I have rerun 3.2.1 and it first failed with the same error, then added
--- a/bin/calc_frag_hist.py
+++ b/bin/calc_frag_hist.py
@@ -25,6 +25,7 @@
# Author: @chris-cheshire
import os
+import sys
import glob
import argparse
@@ -61,6 +62,8 @@ frag_hist = None
dt_frag_list = glob.glob(frag_path)
dt_frag_list.sort()
+print("I: Iterating over "+str(len(dt_frag_list))+" files with fragments from derived from glob search '"+frag_path+"' - this number should not be 0, the argument was '"+args.frag_path+"', all executed in '"+os.getcwd()+"'")
+
for i in list(range(len(dt_frag_list))):
# Create dataframe from csv file for each file and save to a list of data frames
dt_frag_i = pd.read_csv(dt_frag_list[i], sep="\t", header=None, names=["Size", "Occurrences"])
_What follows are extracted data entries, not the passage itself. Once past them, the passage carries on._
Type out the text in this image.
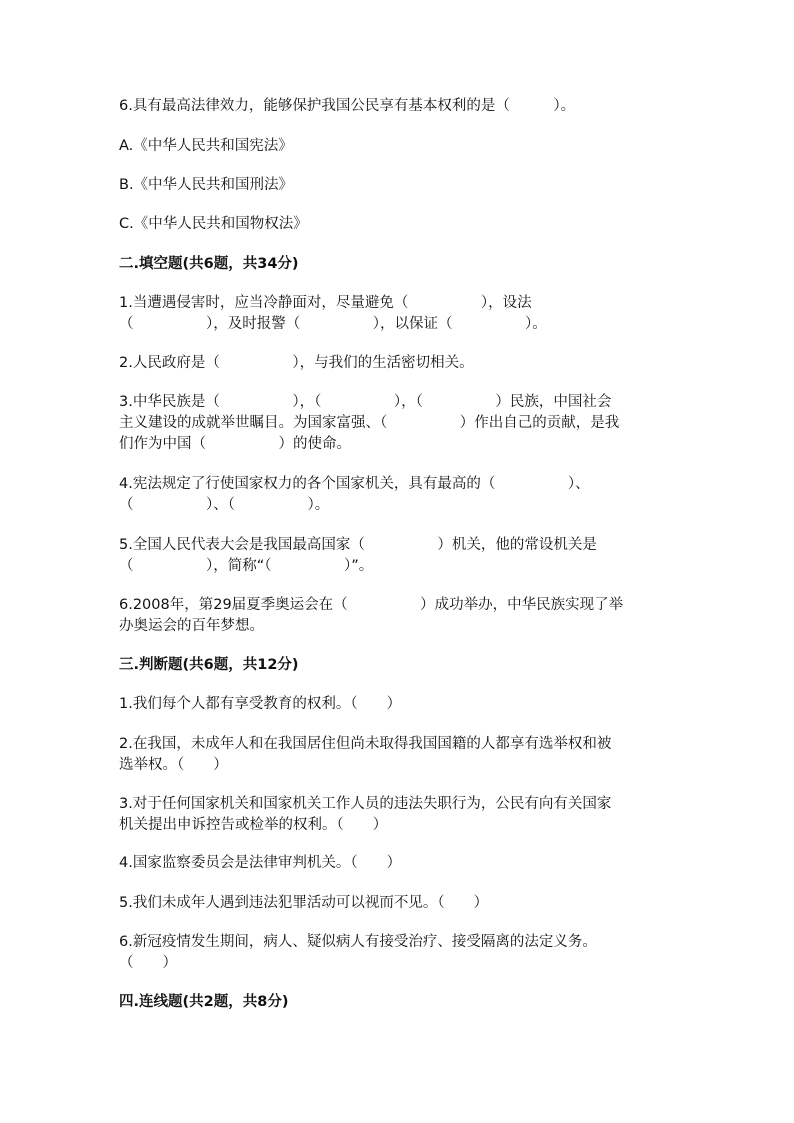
6.具有最高法律效力，能够保护我国公民享有基本权利的是（　　　）。
A.《中华人民共和国宪法》
B.《中华人民共和国刑法》
C.《中华人民共和国物权法》
二.填空题(共6题，共34分)
1.当遭遇侵害时，应当冷静面对，尽量避免（　　　　　），设法
（　　　　　），及时报警（　　　　　），以保证（　　　　　）。
2.人民政府是（　　　　　），与我们的生活密切相关。
3.中华民族是（　　　　　），（　　　　　），（　　　　　）民族，中国社会
主义建设的成就举世瞩目。为国家富强、（　　　　　）作出自己的贡献，是我
们作为中国（　　　　　）的使命。
4.宪法规定了行使国家权力的各个国家机关，具有最高的（　　　　　）、
（　　　　　）、（　　　　　）。
5.全国人民代表大会是我国最高国家（　　　　　）机关，他的常设机关是
（　　　　　），简称“（　　　　　）”。
6.2008年，第29届夏季奥运会在（　　　　　）成功举办，中华民族实现了举
办奥运会的百年梦想。
三.判断题(共6题，共12分)
1.我们每个人都有享受教育的权利。（　　）
2.在我国，未成年人和在我国居住但尚未取得我国国籍的人都享有选举权和被
选举权。（　　）
3.对于任何国家机关和国家机关工作人员的违法失职行为，公民有向有关国家
机关提出申诉控告或检举的权利。（　　）
4.国家监察委员会是法律审判机关。（　　）
5.我们未成年人遇到违法犯罪活动可以视而不见。（　　）
6.新冠疫情发生期间，病人、疑似病人有接受治疗、接受隔离的法定义务。
（　　）
四.连线题(共2题，共8分)
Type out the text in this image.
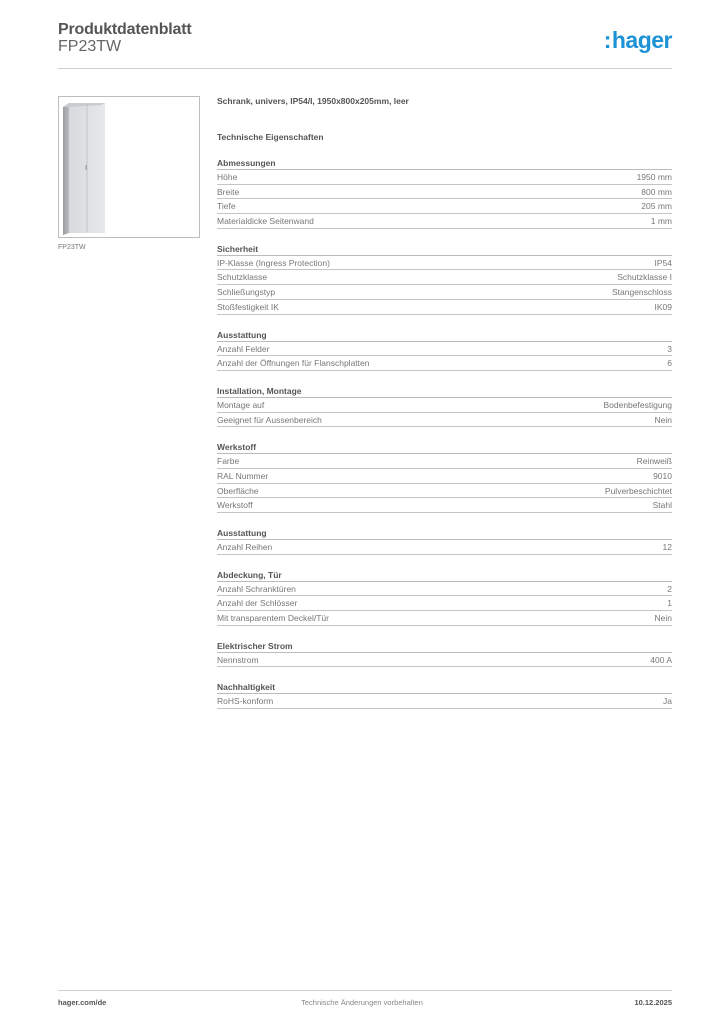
Produktdatenblatt
FP23TW	:hager
FP23TW
Schrank, univers, IP54/I, 1950x800x205mm, leer
Technische Eigenschaften
Abmessungen
Höhe	1950 mm
Breite	800 mm
Tiefe	205 mm
Materialdicke Seitenwand	1 mm
Sicherheit
IP-Klasse (Ingress Protection)	IP54
Schutzklasse	Schutzklasse I
Schließungstyp	Stangenschloss
Stoßfestigkeit IK	IK09
Ausstattung
Anzahl Felder	3
Anzahl der Öffnungen für Flanschplatten	6
Installation, Montage
Montage auf	Bodenbefestigung
Geeignet für Aussenbereich	Nein
Werkstoff
Farbe	Reinweiß
RAL Nummer	9010
Oberfläche	Pulverbeschichtet
Werkstoff	Stahl
Ausstattung
Anzahl Reihen	12
Abdeckung, Tür
Anzahl Schranktüren	2
Anzahl der Schlösser	1
Mit transparentem Deckel/Tür	Nein
Elektrischer Strom
Nennstrom	400 A
Nachhaltigkeit
RoHS-konform	Ja
Technische Änderungen vorbehalten
hager.com/de	10.12.2025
and "-resume"-ed , corrected Python errors in my debug line :-) and resumed again. And then it worked. I found that the peak lists were not all cached when resumed - some files had still to be run. Would that be a potential explanation for the error? For a clearer error message, would you consider adding an extra debug message or even an early exit when the semantics are disturbed, like a glob not returning any results? Would you prefer me preparing a PR for that?